Open Endpoint, copy OpenID Connect Metadata Document and open it in the browser, copy the issuer, and then store it locally as a .txt file for future use.

{"token_endpoint":"https://login.microsoftonline.com/2151c7d1-a2f9-4fdb-9325-4d1ad1633565/oauth2/v2.0/token","token_endpoint_auth_methods_supported":["client_secret_post","private_key_jwt","client_secret_basic"],"jwks_uri":"https://login.microsoftonline.com/2151c7d1-a2f9-4fdb-9325-4d1ad1633565/discovery/v2.0/keys","response_modes_supported":["query","fragment","form_post"],"subject_types_supported":["pairwise"],"id_token_signing_alg_values_supported":["RS256"],"response_types_supported":["code","id_token","code id_token","id_token token"],"scopes_supported":["openid","profile","email","offline_access"],"issuer":"https://login.microsoftonline.com/2151c7d1-a2f9-4fdb-9325-4d1ad1633565/v2.0","request_uri_parameter_supported":false,"userinfo_endpoint":"https://graph.microsoft.com/oidc/userinfo","authorization_endpoint":"https://login.microsoftonline.com/2151c7d1-a2f9-4fdb-9325-4d1ad1633565/oauth2/v2.0/authorize","device_authorization_endpoint":"https://login.microsoftonline.com/2151c7d1-a2f9-4fdb-9325-4d1ad1633565/oauth2/v2.0/devicecode","http_logout_supported":true,"frontchannel_logout_supported":true,"end_session_endpoint":"https://login.microsoftonline.com/2151c7d1-a2f9-4fdb-9325-4d1ad1633565/oauth2/v2.0/logout","claims_supported":["sub","iss","cloud_instance_name","cloud_instance_host_name","cloud_graph_host_name","msgraph_host","aud","exp","iat","auth_time","acr","nonce","preferred_username","name","tid","ver","at_hash","c_hash","email"],"tenant_region_scope":"AS","cloud_instance_name":"microsoftonline.com","cloud_graph_host_name":"graph.windows.net","msgraph_host":"graph.microsoft.com","rbac_url":"https://pas.windows.net"}

Step 2: Register Remote Authentication Source (With AAD as Example) on the SSO Server¶

In the EnOS Management Console, select Single Sign-On > Authentication Sources.
Click New Authentication Source, and fill in the following fields.
- Basic Information
  - Name: aad-idp
  - Type: OIDC
  - Enable/disable: disabled
- OIDC Configuration
  - Authentication URI:
  - Token URI:
  - User Info URI:
  - User Info authentication mode: header
  - Issuer URI: https://login.microsoftonline.com/2151c7d1-a2f9-4fdb-9325-4d1ad1633565/v2.0 (i.e. the Issuer address get in Step 1)
  - jwkSet URI:
  - Default Logout URL URI:
  - Client ID: 5ca19a36-1218-40b3-b42d-ca7574cf6fcc (i.e. the client ID get in Step 1)
  - Client Secret: dfc1912f-3aad-48cc-9f1b-511fed52b5e5 (i.e. the client key get in Step 1)
  - Client Authorization Method: basic
  - Redirect URI: The redirect URL configured in Step 1-3: https://sso_login_environment_domain/ssoserver/sso/login/oauth2/code/aad-idp
  - Scope: select email and profile.
- Attribute Mapping
  - user name: name
  - given name: name
  - family name: name
  - email: email
  - phone:
  - nike name:
Click Save to complete the creation of the new authentication source.

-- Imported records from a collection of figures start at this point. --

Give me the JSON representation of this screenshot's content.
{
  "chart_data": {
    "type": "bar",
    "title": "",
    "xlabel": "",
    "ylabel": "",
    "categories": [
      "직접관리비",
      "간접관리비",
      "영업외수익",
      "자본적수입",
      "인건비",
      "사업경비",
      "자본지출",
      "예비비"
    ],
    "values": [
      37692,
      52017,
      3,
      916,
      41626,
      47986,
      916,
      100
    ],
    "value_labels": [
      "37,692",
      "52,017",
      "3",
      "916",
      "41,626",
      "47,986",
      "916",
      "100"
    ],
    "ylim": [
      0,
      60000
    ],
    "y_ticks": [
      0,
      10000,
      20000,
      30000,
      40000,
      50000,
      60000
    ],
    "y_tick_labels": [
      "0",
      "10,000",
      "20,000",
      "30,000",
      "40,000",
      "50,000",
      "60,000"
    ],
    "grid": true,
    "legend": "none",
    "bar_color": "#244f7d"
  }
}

Precautions for Configuring the Cient for SSO Server on the Remote Authentication Source¶

The following should be noted if you need to configure other enterprise accounts:

Generally, only the Issuer Url is required for the OIDC protocol, and you do not need to fill in other fields, including Authorization URI, Token URI, User Info URI, and jwkSet URI, which will be automatically completed from the issuer metadata.
Because the OAuth2 protocol has no issuer url, the other three URIs, including Authorization URI, Token URI, and User Info URI, must be configured respectively.
The Redirect URI is usually configured as https://{domain where ssoserver is located}/ssoserver/sso/login/oauth2/code/{idp name}.
The attribute mapping is configured according to the user information field name returned by the remote authentication source.